第四話 ギルドマスター
「貴方は、神獣様ですか?」
女性は開口一番そんなことを聞いて来た。
『・・・・・』
「なんで、神獣様だと思うの?」
確かに、何で分かったんだ?俺は町からここまで一言も言葉を発してないぞ?と疑問に思っていると女性が口を開いた。
「簡単な事です。私の担当している冒険者から話を聞きました。これだけのことです」
・・・ノール、誰にも話さないでくれって、俺確かにあの五人組に言ったよな?
「うん、確かに言ってたよ」
「っていうかシロ、寒いよ。無意識かもしれないけど冷気駄々洩れだよ?」
え?・・・まじか。
「それに、この部屋に被害が出てるよ?」
そう言われ確認すると、確かに所々凍ってしまっている。
あ、やらかした・・・。
「貴方達が怒るのも無理はありません。私が、Bランク冒険者達に無理を言って話してもらったのです」
『なら、話せるってことも筒抜けか?』
「シ、シロ?」
ノールが目を見開き声を上げた。
「会話が可能だというのは貴方を見るまでは知りませんでした」
「そこだけはどうしても話してはくれませんでした」
「そして、私は貴方達に危害を加える気は全くありませんのでそのことは覚えておいてくださいますか?」
「あぁ、それとノール君は無事登録できましたのでGランクからスタートして頂きます」
危害を加える気が無いのは分かったし、登録も出来たみたいだからそこは問題ない。でも、問題は俺の方だな。
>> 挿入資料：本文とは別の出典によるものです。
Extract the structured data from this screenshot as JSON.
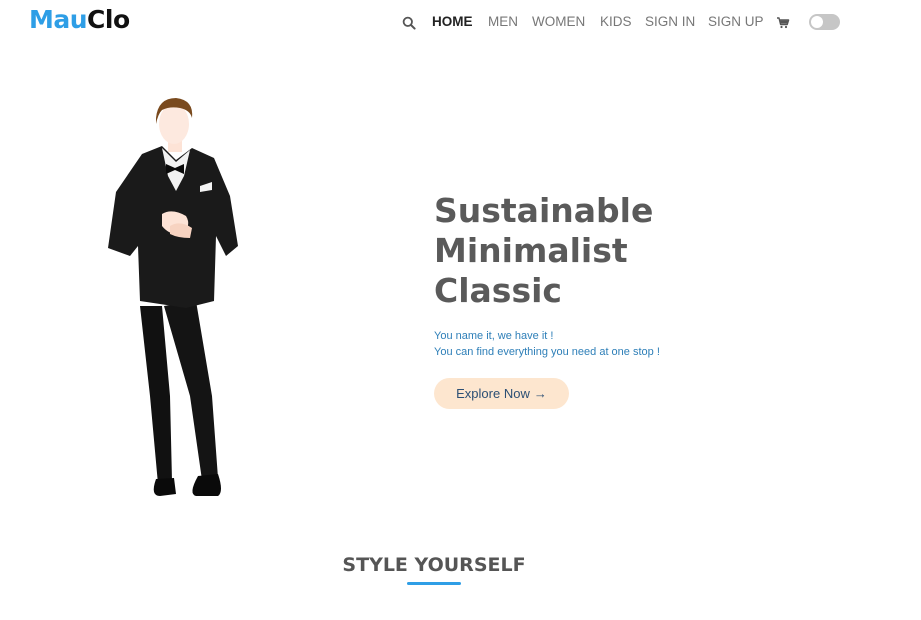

『なぁ、俺はその場合どういった立ち位置になるんだ?』
『それに、俺達はお前の名前を知らない』
「そうですね、主従契約はしていますか?」
『契約はしてる、主従契約かどうかは知らないけど』
「なるほど、では契約獣と言う事にしておきましょう」
「それに、私の名前、でしたね」
そういうと女性は立ち上がった。
「私の名はエリス、この冒険者ギルドのマスターをしています」
「以後、私のことはギルマス、とでも呼んで下さい」
「それでは、話は以上です。細かい説明は受付で聞いてください」
「わかったよ」
ノールが返事をし、部屋を出た。
一人と一匹が部屋を出て、受付のある一階に行ったことを確認し、私は言葉を零した。
「さて、どう報告しましょうか」
このまま報告すれば間違いなく教会と王室が動く、下手をすれば聖国までもが手を出し兼ねませんね。
白い毛色と言うだけでもかなりの情報、それに加えて人の言葉を理解し喋れるだなんて、できれば報告はしたくはないですね。あの少年に危険が及ぶとおそらくあの神獣はこの国なんて簡単に破壊される
「全く、とんでもないのがこの町に来てしまいましたね」
「私の身の安全は、保障されないかもしれませんね」
この時の私はまだ知らなかった、この後にとんでもない報告が上がってくることに。